Les heures passent, et ceux qui ne ronflent pas somnolent. Jésus prie. Le silence est total. La source semble se taire elle aussi, elle qui resplendit sous les rayons de la lune déjà haute dans le ciel et qui éclaire parfaitement le campement alors que les pentes restent à l’ombre sous les feuillages épais.
Un gros chien de berger gronde. Un berger lève la tête. Le chien se dresse, et son poil se hérisse sur son échine. Il reste à l’arrêt et écoute. Il tremble même quand le sourd grondement qui trahit son émotion se fait plus fort. Simon lui aussi lève la tête et secoue Pierre qui somnole. Un bruissement presque imperceptible provient du bois.
« Allons trouver le Maître et faisons-le venir », se disent-il.
En même temps, le berger réveille ses compagnons. Ils sont tous à l’écoute, sans faire de bruit. Jésus s’est levé lui aussi, avant même qu’on l’appelle, et il va rejoindre les deux apôtres. Ils se réunissent près de leurs compagnons, et donc près des bergers, dont le chien donne des signes de plus en plus manifestes d’agitation.
« Appelez tous ceux qui dorment.

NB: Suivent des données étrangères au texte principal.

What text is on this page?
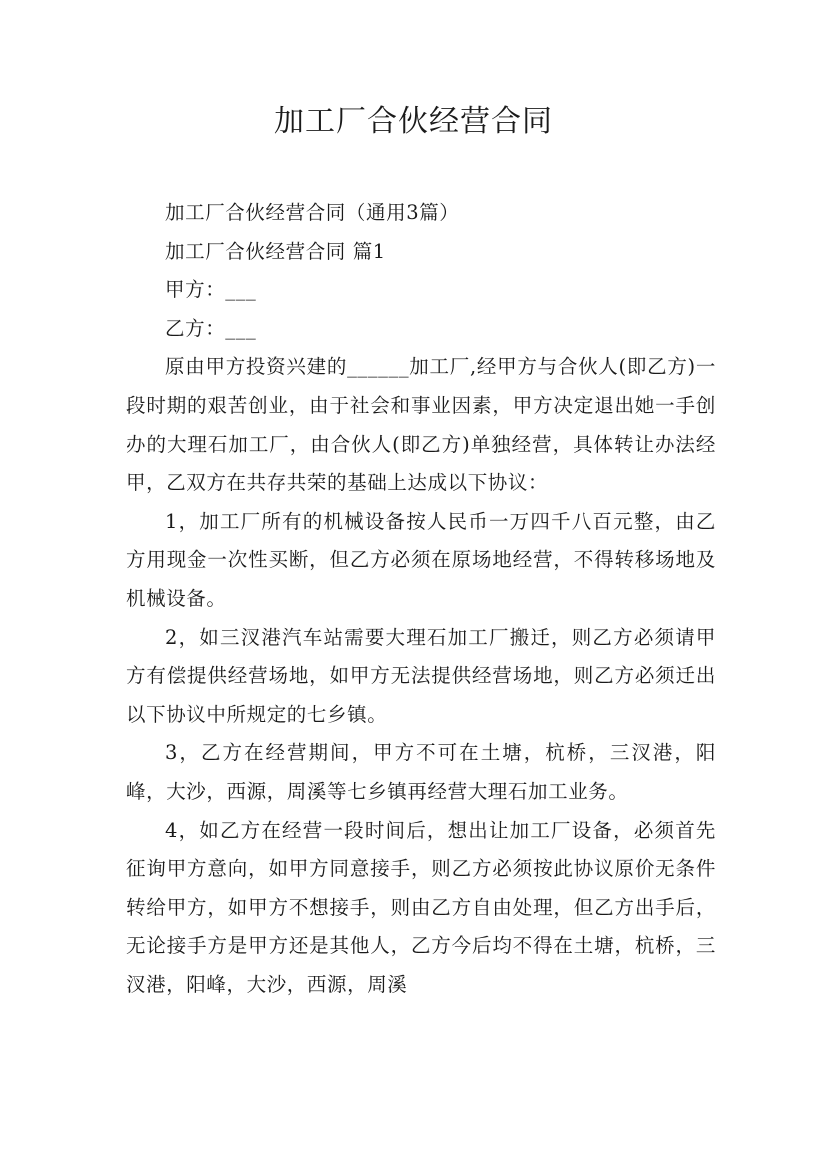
加工厂合伙经营合同

加工厂合伙经营合同（通用3篇）

加工厂合伙经营合同 篇1

甲方：___

乙方：___

原由甲方投资兴建的______加工厂,经甲方与合伙人(即乙方)一段时期的艰苦创业，由于社会和事业因素，甲方决定退出她一手创办的大理石加工厂，由合伙人(即乙方)单独经营，具体转让办法经甲，乙双方在共存共荣的基础上达成以下协议：

1，加工厂所有的机械设备按人民币一万四千八百元整，由乙方用现金一次性买断，但乙方必须在原场地经营，不得转移场地及机械设备。

2，如三汊港汽车站需要大理石加工厂搬迁，则乙方必须请甲方有偿提供经营场地，如甲方无法提供经营场地，则乙方必须迁出以下协议中所规定的七乡镇。

3，乙方在经营期间，甲方不可在土塘，杭桥，三汊港，阳峰，大沙，西源，周溪等七乡镇再经营大理石加工业务。

4，如乙方在经营一段时间后，想出让加工厂设备，必须首先征询甲方意向，如甲方同意接手，则乙方必须按此协议原价无条件转给甲方，如甲方不想接手，则由乙方自由处理，但乙方出手后，无论接手方是甲方还是其他人，乙方今后均不得在土塘，杭桥，三汊港，阳峰，大沙，西源，周溪
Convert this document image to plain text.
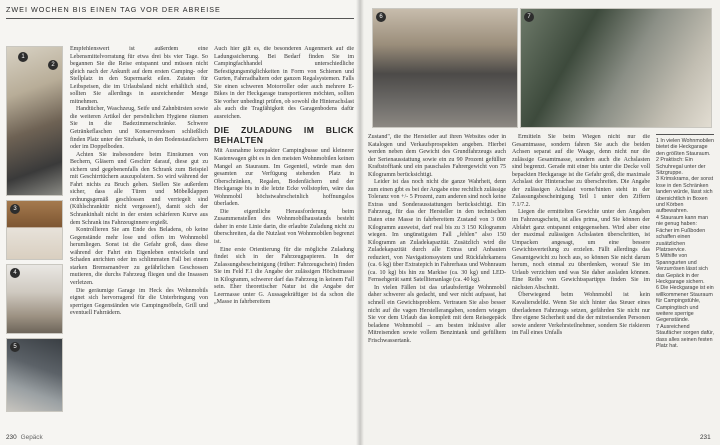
ZWEI WOCHEN BIS EINEN TAG VOR DER ABREISE
1
2
3
4
5

Empfehlenswert ist außerdem eine Lebensmittelvorratung für etwa drei bis vier Tage. So begannen Sie die Reise entspannt und müssen nicht gleich nach der Ankunft auf dem ersten Camping- oder Stellplatz in den Supermarkt eilen. Zutaten für Leibspeisen, die im Urlaubsland nicht erhältlich sind, sollten Sie allerdings in ausreichender Menge mitnehmen.

Handtücher, Waschzeug, Seife und Zahnbürsten sowie die weiteren Artikel der persönlichen Hygiene räumen Sie in die Badezimmerschränke. Schwere Getränkeflaschen und Konservendosen schließlich finden Platz unter der Sitzbank, in den Bodenstaufächern oder im Doppelboden.

Achten Sie insbesondere beim Einräumen von Bechern, Gläsern und Geschirr darauf, diese gut zu sichern und gegebenenfalls den Schrank zum Beispiel mit Geschirrtüchern auszupolstern. So wird während der Fahrt nichts zu Bruch gehen. Stellen Sie außerdem sicher, dass alle Türen und Möbelklappen ordnungsgemäß geschlossen und verriegelt sind (Kühlschranktür nicht vergessen!), damit sich der Schrankinhalt nicht in der ersten schärferen Kurve aus dem Schrank ins Fahrzeuginnere ergießt.

Kontrollieren Sie am Ende des Beladens, ob keine Gegenstände mehr lose und offen im Wohnmobil herumliegen. Sonst ist die Gefahr groß, dass diese während der Fahrt ein Eigenleben entwickeln und Schaden anrichten oder im schlimmsten Fall bei einem starken Bremsmanöver zu gefährlichen Geschossen mutieren, die durchs Fahrzeug fliegen und die Insassen verletzen.

Die geräumige Garage im Heck des Wohnmobils eignet sich hervorragend für die Unterbringung von sperrigen Gegenständen wie Campingmöbeln, Grill und eventuell Fahrrädern.

Auch hier gilt es, die besonderen Augenmerk auf die Ladungssicherung. Bei Bedarf finden Sie im Campingfachhandel unterschiedliche Befestigungsmöglichkeiten in Form von Schienen und Gurten, Fahrradhaltern oder ganzen Regalsystemen. Falls Sie einen schweren Motorroller oder auch mehrere E-Bikes in der Heckgarage transportieren möchten, sollten Sie vorher unbedingt prüfen, ob sowohl die Hinterachslast als auch die Tragfähigkeit des Garagenbodens dafür ausreichen.

DIE ZULADUNG IM BLICK BEHALTEN

Mit Ausnahme kompakter Campingbusse und kleinerer Kastenwagen gibt es in den meisten Wohnmobilen keinen Mangel an Stauraum. Im Gegenteil, würde man den gesamten zur Verfügung stehenden Platz in Oberschränken, Regalen, Bodenfächern und der Heckgarage bis in die letzte Ecke vollstopfen, wäre das Wohnmobil höchstwahrscheinlich hoffnungslos überladen.

Die eigentliche Herausforderung beim Zusammenstellen des Wohnmobilhausstands besteht daher in erste Linie darin, die erlaubte Zuladung nicht zu überschreiten, da die Nutzlast von Wohnmobilen begrenzt ist.

Eine erste Orientierung für die mögliche Zuladung findet sich in der Fahrzeugpapieren. In der Zulassungsbescheinigung (früher: Fahrzeugschein) finden Sie im Feld F.1 die Angabe der zulässigen Höchstmasse in Kilogramm, schwerer darf das Fahrzeug in keinem Fall sein. Eher theoretischer Natur ist die Angabe der Leermasse unter G. Aussagekräftiger ist da schon die „Masse in fahrbereitem

230 Gepäck	231
6	7

Zustand", die the Hersteller auf ihren Websites oder in Katalogen und Verkaufsprospekten angeben. Hierbei werden neben dem Gewicht des Grundfahrzeugs auch der Serienausstattung sowie ein zu 90 Prozent gefüllter Kraftstofftank und ein pauschales Fahrergewicht von 75 Kilogramm berücksichtigt.

Leider ist das noch nicht die ganze Wahrheit, denn zum einen gibt es bei der Angabe eine rechtlich zulässige Toleranz von +/- 5 Prozent, zum anderen sind noch keine Extras und Sonderausstattungen berücksichtigt. Ein Fahrzeug, für das der Hersteller in den technischen Daten eine Masse in fahrbereitem Zustand von 3 000 Kilogramm ausweist, darf real bis zu 3 150 Kilogramm wiegen. Im ungünstigsten Fall „fehlen" also 150 Kilogramm an Zuladekapazität. Zusätzlich wird die Zuladekapazität durch alle Extras und Anbauten reduziert, von Navigationssystem und Rückfahrkamera (ca. 6 kg) über Extratepich in Fahrerhaus und Wohnraum (ca. 10 kg) bis hin zu Markise (ca. 30 kg) und LED-Fernsehgerät samt Satellitenanlage (ca. 40 kg).

In vielen Fällen ist das urlaubsfertige Wohnmobil daher schwerer als gedacht, und wer nicht aufpasst, hat schnell ein Gewichtsproblem. Vertrauen Sie also besser nicht auf die vagen Herstellerangaben, sondern wiegen Sie vor dem Urlaub das komplett mit dem Reisegepäck beladene Wohnmobil – am besten inklusive aller Mitreisenden sowie vollem Benzintank und gefülltem Frischwassertank.

Ermitteln Sie beim Wiegen nicht nur die Gesamtmasse, sondern fahren Sie auch die beiden Achsen separat auf die Waage, denn nicht nur die zulässige Gesamtmasse, sondern auch die Achslasten sind begrenzt. Gerade mit einer bis unter die Decke voll bepackten Heckgarage ist die Gefahr groß, die maximale Achslast der Hinterachse zu überschreiten. Die Angabe der zulässigen Achslast vorne/hinten steht in der Zulassungsbescheinigung Teil 1 unter den Ziffern 7.1/7.2.

Liegen die ermittelten Gewichte unter den Angaben im Fahrzeugschein, ist alles prima, und Sie können der Abfahrt ganz entspannt entgegensehen. Wird aber eine der maximal zulässigen Achslasten überschritten, ist Umpacken angesagt, um eine bessere Gewichtsverteilung zu erzielen. Fällt allerdings das Gesamtgewicht zu hoch aus, so können Sie nicht darum herum, noch einmal zu überdenken, worauf Sie im Urlaub verzichten und was Sie daher ausladen können. Eine Reihe von Gewichtsspartipps finden Sie im nächsten Abschnitt.

Überwiegend beim Wohnmobil ist kein Kavaliersdelikt. Wenn Sie sich hinter das Steuer eines überladenen Fahrzeugs setzen, gefährden Sie nicht nur Ihre eigene Sicherheit und die der mitreisenden Personen sowie anderer Verkehrsteilnehmer, sondern Sie riskieren im Fall eines Unfalls

1 In vielen Wohnmobilen bietet die Heckgarage den größten Stauraum.
2 Praktisch: Ein Schuhregal unter der Sitzgruppe.
3 Krimskrams, der sonst lose in den Schränken landen würde, lässt sich übersichtlich in Boxen und Körben aufbewahren.
4 Stauraum kann man nie genug haben: Fächer im Fußboden schaffen einen zusätzlichen Platzservice.
5 Mithilfe von Spanngurten und Verzurrösen lässt sich das Gepäck in der Heckgarage sichern.
6 Die Heckgarage ist ein willkommener Stauraum für Campingstühle, Campingtisch und weitere sperrige Gegenstände.
7 Ausreichend Staufächer sorgen dafür, dass alles seinen festen Platz hat.
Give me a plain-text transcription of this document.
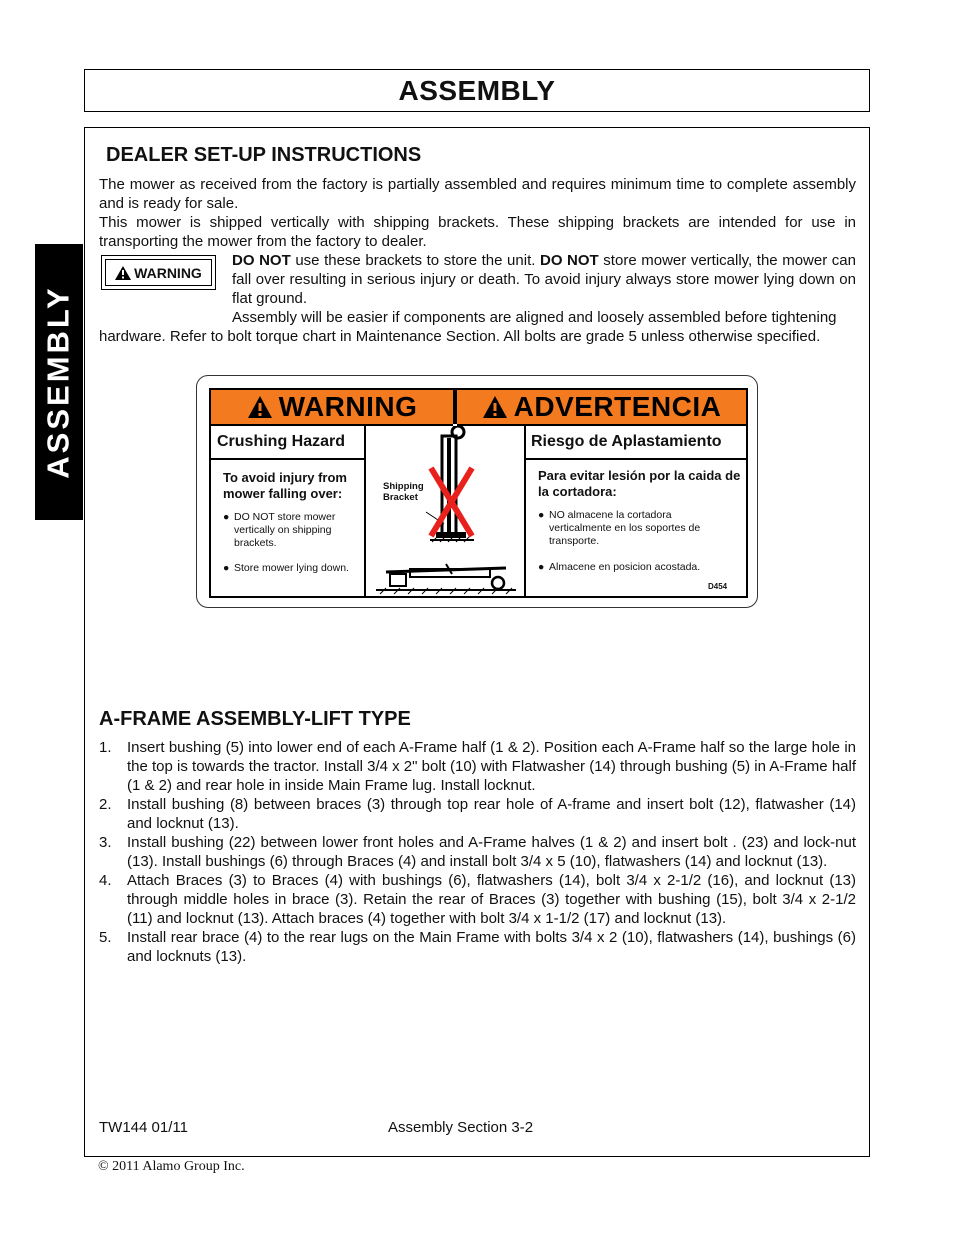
ASSEMBLY
ASSEMBLY
DEALER SET-UP INSTRUCTIONS

The mower as received from the factory is partially assembled and requires minimum time to complete assembly and is ready for sale.

This mower is shipped vertically with shipping brackets. These shipping brackets are intended for use in transporting the mower from the factory to dealer.

WARNING

DO NOT use these brackets to store the unit. DO NOT store mower vertically, the mower can fall over resulting in serious injury or death. To avoid injury always store mower lying down on flat ground.

Assembly will be easier if components are aligned and loosely assembled before tightening

hardware. Refer to bolt torque chart in Maintenance Section. All bolts are grade 5 unless otherwise specified.

WARNING	ADVERTENCIA
Crushing Hazard
To avoid injury from mower falling over:
● DO NOT store mower vertically on shipping brackets.
● Store mower lying down.
Shipping Bracket
Riesgo de Aplastamiento
Para evitar lesión por la caida de la cortadora:
● NO almacene la cortadora verticalmente en los soportes de transporte.
● Almacene en posicion acostada.
D454
A-FRAME ASSEMBLY-LIFT TYPE
1. Insert bushing (5) into lower end of each A-Frame half (1 & 2). Position each A-Frame half so the large hole in the top is towards the tractor. Install 3/4 x 2" bolt (10) with Flatwasher (14) through bushing (5) in A-Frame half (1 & 2) and rear hole in inside Main Frame lug. Install locknut.
2. Install bushing (8) between braces (3) through top rear hole of A-frame and insert bolt (12), flatwasher (14) and locknut (13).
3. Install bushing (22) between lower front holes and A-Frame halves (1 & 2) and insert bolt . (23) and lock-nut (13). Install bushings (6) through Braces (4) and install bolt 3/4 x 5 (10), flatwashers (14) and locknut (13).
4. Attach Braces (3) to Braces (4) with bushings (6), flatwashers (14), bolt 3/4 x 2-1/2 (16), and locknut (13) through middle holes in brace (3). Retain the rear of Braces (3) together with bushing (15), bolt 3/4 x 2-1/2 (11) and locknut (13). Attach braces (4) together with bolt 3/4 x 1-1/2 (17) and locknut (13).
5. Install rear brace (4) to the rear lugs on the Main Frame with bolts 3/4 x 2 (10), flatwashers (14), bushings (6) and locknuts (13).
TW144 01/11	Assembly Section 3-2
© 2011 Alamo Group Inc.
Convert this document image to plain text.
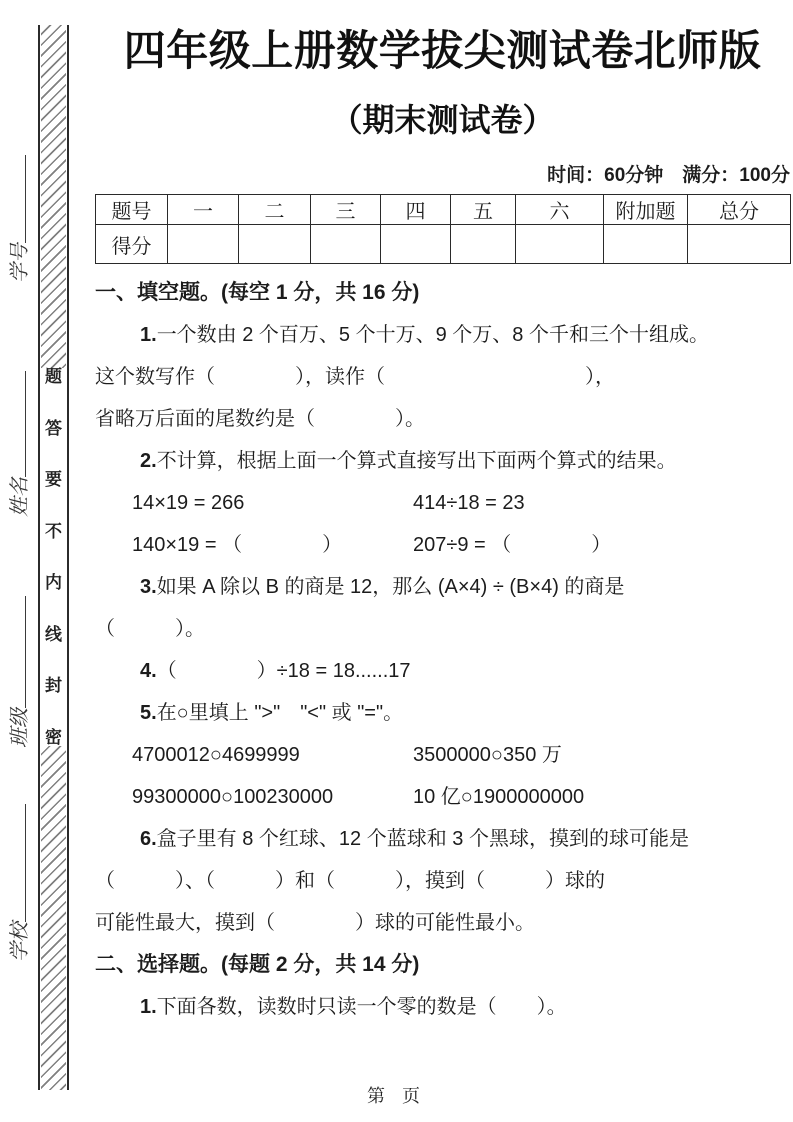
题
答
要
不
内
线
封
密
学号
姓名
班级
学校
四年级上册数学拔尖测试卷北师版
（期末测试卷）
时间：60分钟　满分：100分
题号	一	二	三	四	五	六	附加题	总分
得分								
一、填空题。(每空 1 分，共 16 分)
1.一个数由 2 个百万、5 个十万、9 个万、8 个千和三个十组成。
这个数写作（　　　　），读作（　　　　　　　　　　），
省略万后面的尾数约是（　　　　）。
2.不计算，根据上面一个算式直接写出下面两个算式的结果。
14×19 = 266	414÷18 = 23
140×19 = （　　　　）	207÷9 = （　　　　）
3.如果 A 除以 B 的商是 12，那么 (A×4) ÷ (B×4) 的商是
（　　　）。
4.（　　　　）÷18 = 18......17
5.在○里填上 ">"　"<" 或 "="。
4700012○4699999	3500000○350 万
99300000○100230000	10 亿○1900000000
6.盒子里有 8 个红球、12 个蓝球和 3 个黑球，摸到的球可能是
（　　　）、（　　　）和（　　　），摸到（　　　）球的
可能性最大，摸到（　　　　）球的可能性最小。
二、选择题。(每题 2 分，共 14 分)
1.下面各数，读数时只读一个零的数是（　　）。
第 页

Dites-leur de venir ici sans bruit, en particulier les femmes et les serviteurs avec les coffres. Prévenez-les qu’il y a peut-être des brigands. N’avertissez pas les femmes, mais tous les hommes. »
Les apôtres se dispersent pour obéir au Maître qui dit aux bergers :
« Alimentez fortement le feu, afin qu’il donne une flamme très vive. »
Les bergers obéissent et, comme ils paraissent agités, Jésus les rassure :
« Ne craignez rien. On ne vous prendra pas même un flocon de laine. »
Les marchands surviennent et murmurent :
« Ah ! Nos bénéfices ! »
Ils ajoutent une litanie de reproches à l’adresse des gouvernants romains et juifs “ qui ne débarrassent pas le monde des voleurs ”.
« Ne craignez rien. Vous ne perdrez pas une seule pièce de monnaie », dit Jésus pour les calmer.
Les femmes arrivent, en pleurs, affolées, car le courageux paranymphe, mort de peur, les effraye en gémissant :
« C’est la mort ! La mort par la main des brigands !
– Ne craignez rien. On ne vous effleurera pas même d’un regard » dit Jésus pour les réconforter, et il les conduit au milieu de ce petit peuple d’hommes et d’animaux terrifiés.
Les ânes braient, le chien hurle, les brebis bêlent, les femmes sanglotent, les hommes poussent des imprécations ou défaillent plus que les femmes : c’est une vraie cacophonie produite par l’épouvante. Jésus, lui, est calme comme si de rien n’était. Avec tout ce tapage, on n’entend plus le bruissement dans le bois. Mais ce sont des branches brisées ou une dégringolade de pierres qui signalent que des brigands sont à l’approche.
« Silence ! » impose Jésus, sur un tel ton que le silence se fait.